Hell, he doesn't even speak a word of dialogue for another several hundred words.

He just looks at Scarlett, she looks at him, and then he's called away to another room.

That's pretty doggone amazing, isn't it?

We do learn more about Rhett Butler when Scarlett meets up with  Cathleen Calvert (Mrs. Calvert's step-daughter!) and begins gossiping.  We learn that Rhett is a scamp with a bad reputation, that he isn't received (Oh Dear!), that he was expelled from West Point, and that Rhett took a Charleston girl out buggy riding, got her into a compromising situation when their buggy broke down, came home and refused to marry her, and then shot the girl's angry brother in a duel....

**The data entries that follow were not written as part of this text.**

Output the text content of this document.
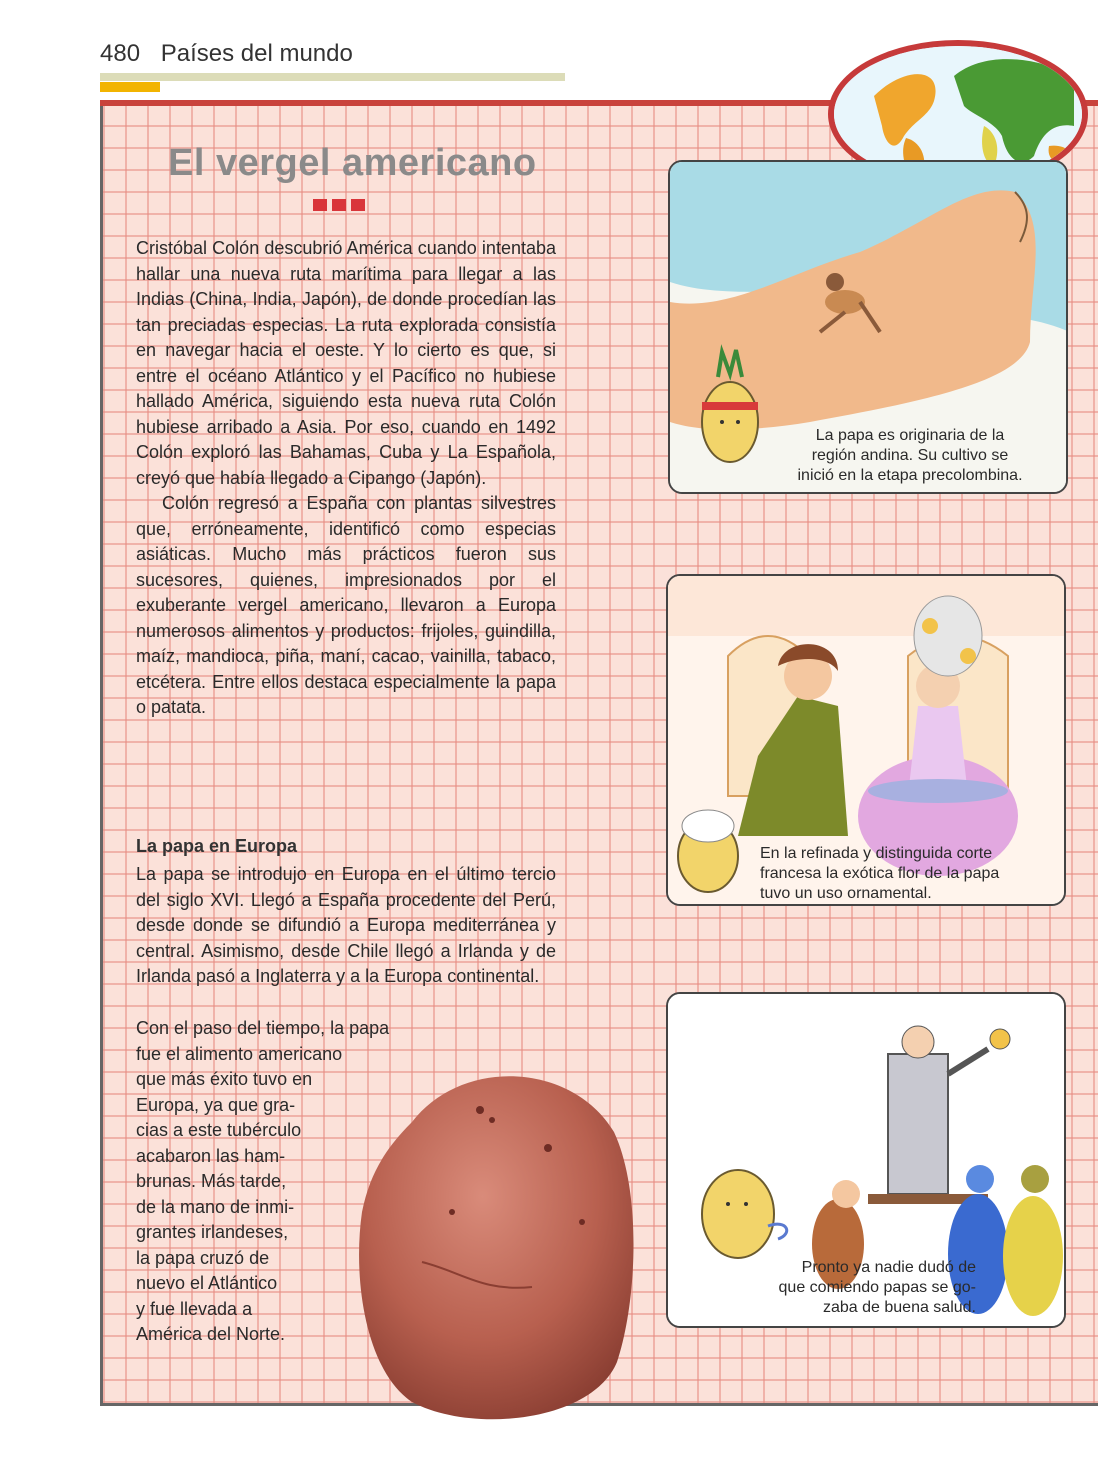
480 Países del mundo
El vergel americano

Cristóbal Colón descubrió América cuando intentaba hallar una nueva ruta marítima para llegar a las Indias (China, India, Japón), de donde procedían las tan preciadas especias. La ruta explorada consistía en navegar hacia el oeste. Y lo cierto es que, si entre el océano Atlántico y el Pacífico no hubiese hallado América, siguiendo esta nueva ruta Colón hubiese arribado a Asia. Por eso, cuando en 1492 Colón exploró las Bahamas, Cuba y La Española, creyó que había llegado a Cipango (Japón).

Colón regresó a España con plantas silvestres que, erróneamente, identificó como especias asiáticas. Mucho más prácticos fueron sus sucesores, quienes, impresionados por el exuberante vergel americano, llevaron a Europa numerosos alimentos y productos: frijoles, guindilla, maíz, mandioca, piña, maní, cacao, vainilla, tabaco, etcétera. Entre ellos destaca especialmente la papa o patata.

La papa en Europa
La papa se introdujo en Europa en el último tercio del siglo XVI. Llegó a España procedente del Perú, desde donde se difundió a Europa mediterránea y central. Asimismo, desde Chile llegó a Irlanda y de Irlanda pasó a Inglaterra y a la Europa continental.
Con el paso del tiempo, la papa
fue el alimento americano
que más éxito tuvo en
Europa, ya que gra-
cias a este tubérculo
acabaron las ham-
brunas. Más tarde,
de la mano de inmi-
grantes irlandeses,
la papa cruzó de
nuevo el Atlántico
y fue llevada a
América del Norte.
La papa es originaria de la
región andina. Su cultivo se
inició en la etapa precolombina.
En la refinada y distinguida corte
francesa la exótica flor de la papa
tuvo un uso ornamental.
Pronto ya nadie dudó de
que comiendo papas se go-
zaba de buena salud.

And then Mitchell closes this description with a little internal dialogue from Scarlett. It seems that instead of being horrified by Rhett Butler's actions in Cathleen's story, Scarlett respects Rhett for not marrying a fool and wishes that she had somehow thought of a way to get Ashley to compromise her.  Which is amazingly progressive and hugely funny, and also wonderful foreshadowing for all the tricky things Scarlett will do during the rest of the book.

In addition to Rhett Butler's grand entrance, chapter 6 also includes the (much less grand) entrance of Miss Melanie Hamilton, Ashley's future wife and Scarlett's nemesis.  Melanie is Scarlett's foe in this section of the story, so she gets quite a bit more description than Rhett--although not much more, to tell the truth.  She has "too large brown eyes" and a "cloud of curly dark hair" and a sweet, timid, plain face.  Her body is childishly undeveloped (FORESHADOWING!), and she's having a quiet chat with her fiance in a corner of the yard, much to Scarlett's chagrin.

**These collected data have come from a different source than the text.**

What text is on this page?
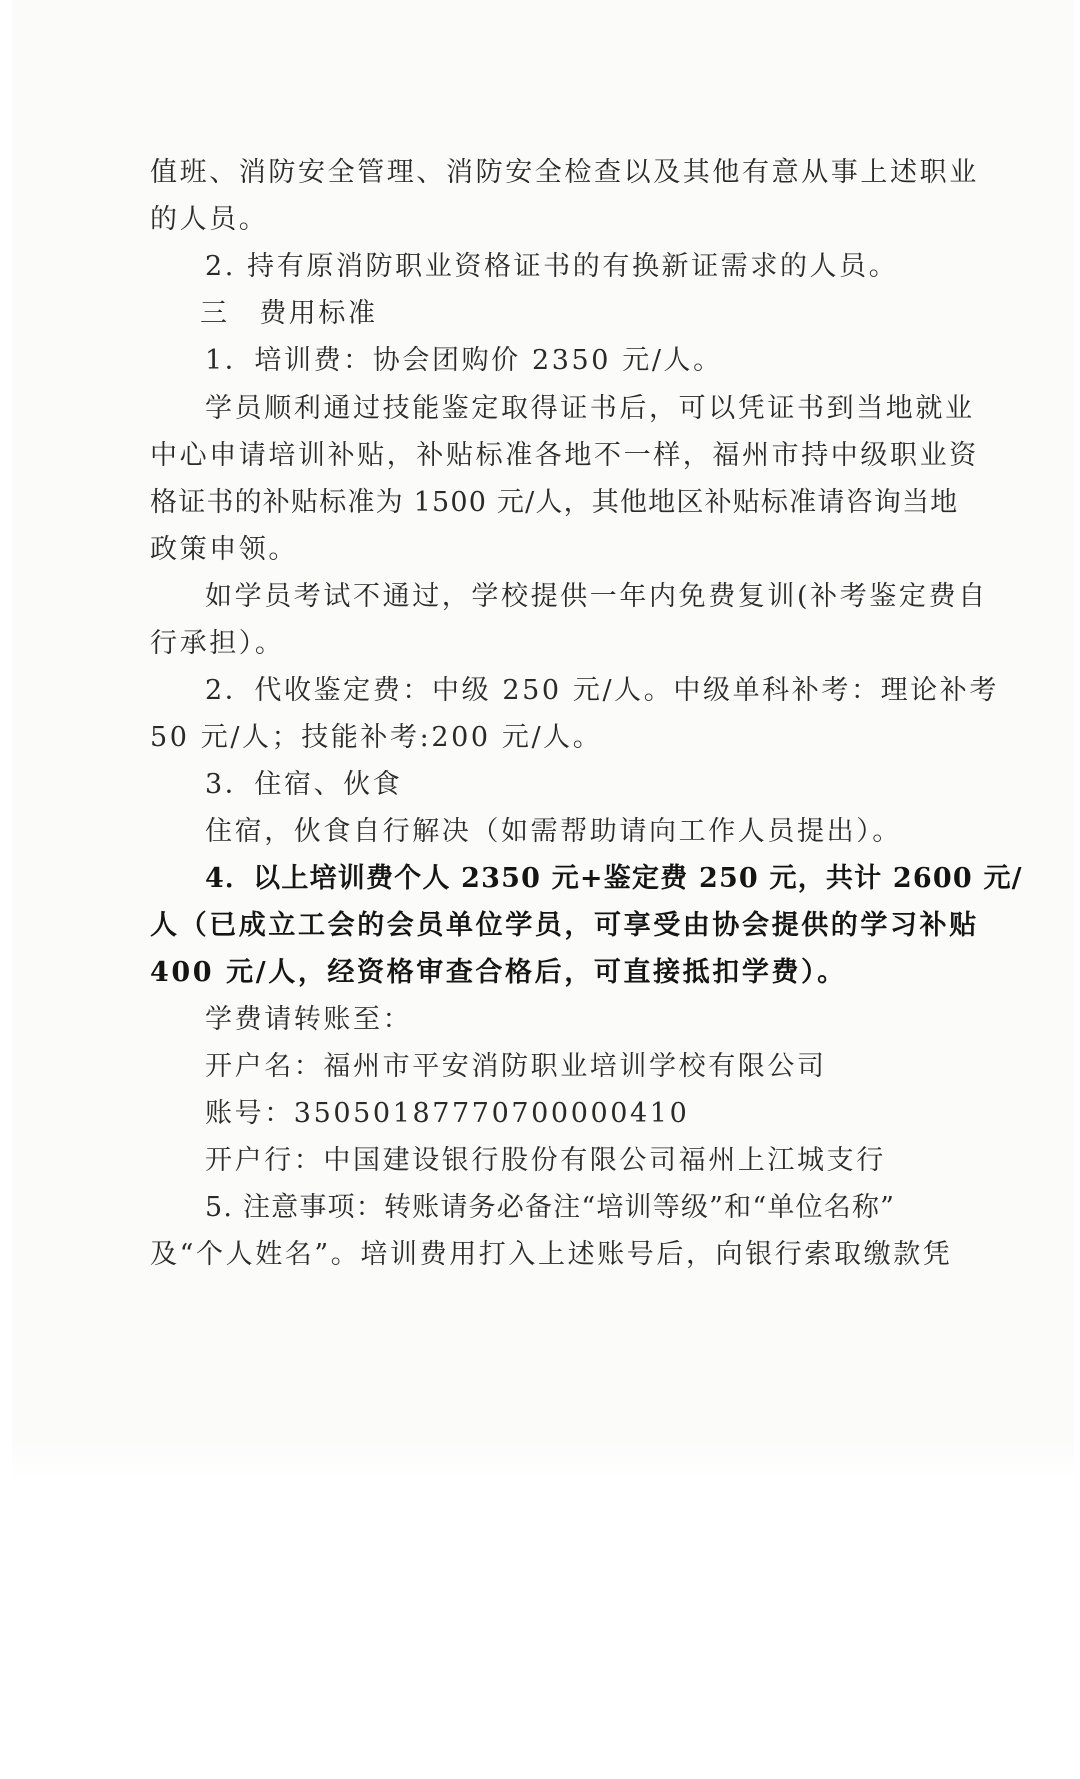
值班、消防安全管理、消防安全检查以及其他有意从事上述职业

的人员。

2. 持有原消防职业资格证书的有换新证需求的人员。

三　费用标准

1．培训费：协会团购价 2350 元/人。

学员顺利通过技能鉴定取得证书后，可以凭证书到当地就业

中心申请培训补贴，补贴标准各地不一样，福州市持中级职业资

格证书的补贴标准为 1500 元/人，其他地区补贴标准请咨询当地

政策申领。

如学员考试不通过，学校提供一年内免费复训(补考鉴定费自

行承担）。

2．代收鉴定费：中级 250 元/人。中级单科补考：理论补考

50 元/人；技能补考:200 元/人。

3．住宿、伙食

住宿，伙食自行解决（如需帮助请向工作人员提出）。

4．以上培训费个人 2350 元+鉴定费 250 元，共计 2600 元/

人（已成立工会的会员单位学员，可享受由协会提供的学习补贴

400 元/人，经资格审查合格后，可直接抵扣学费）。

学费请转账至：

开户名：福州市平安消防职业培训学校有限公司

账号：35050187770700000410

开户行：中国建设银行股份有限公司福州上江城支行

5. 注意事项：转账请务必备注“培训等级”和“单位名称”

及“个人姓名”。培训费用打入上述账号后，向银行索取缴款凭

GWTW is a story about the South during and after the Civil War, and it succeeds on many levels. But I think chapter 6--and, indeed, most of the first part of the book--are amazing because they mimic the way life feels when you are a teenager.  The characters Scarlett encounters in this book remind me of the people you meet during your first year of college. They are all strangers and it's impossible to tell straight away which ones will be in your life for the long haul and which ones will disappear after a year or two.  It's impossible to know which ones will be friends, which will be foes, and which will exist forever in the murky gray areas between those two extremes.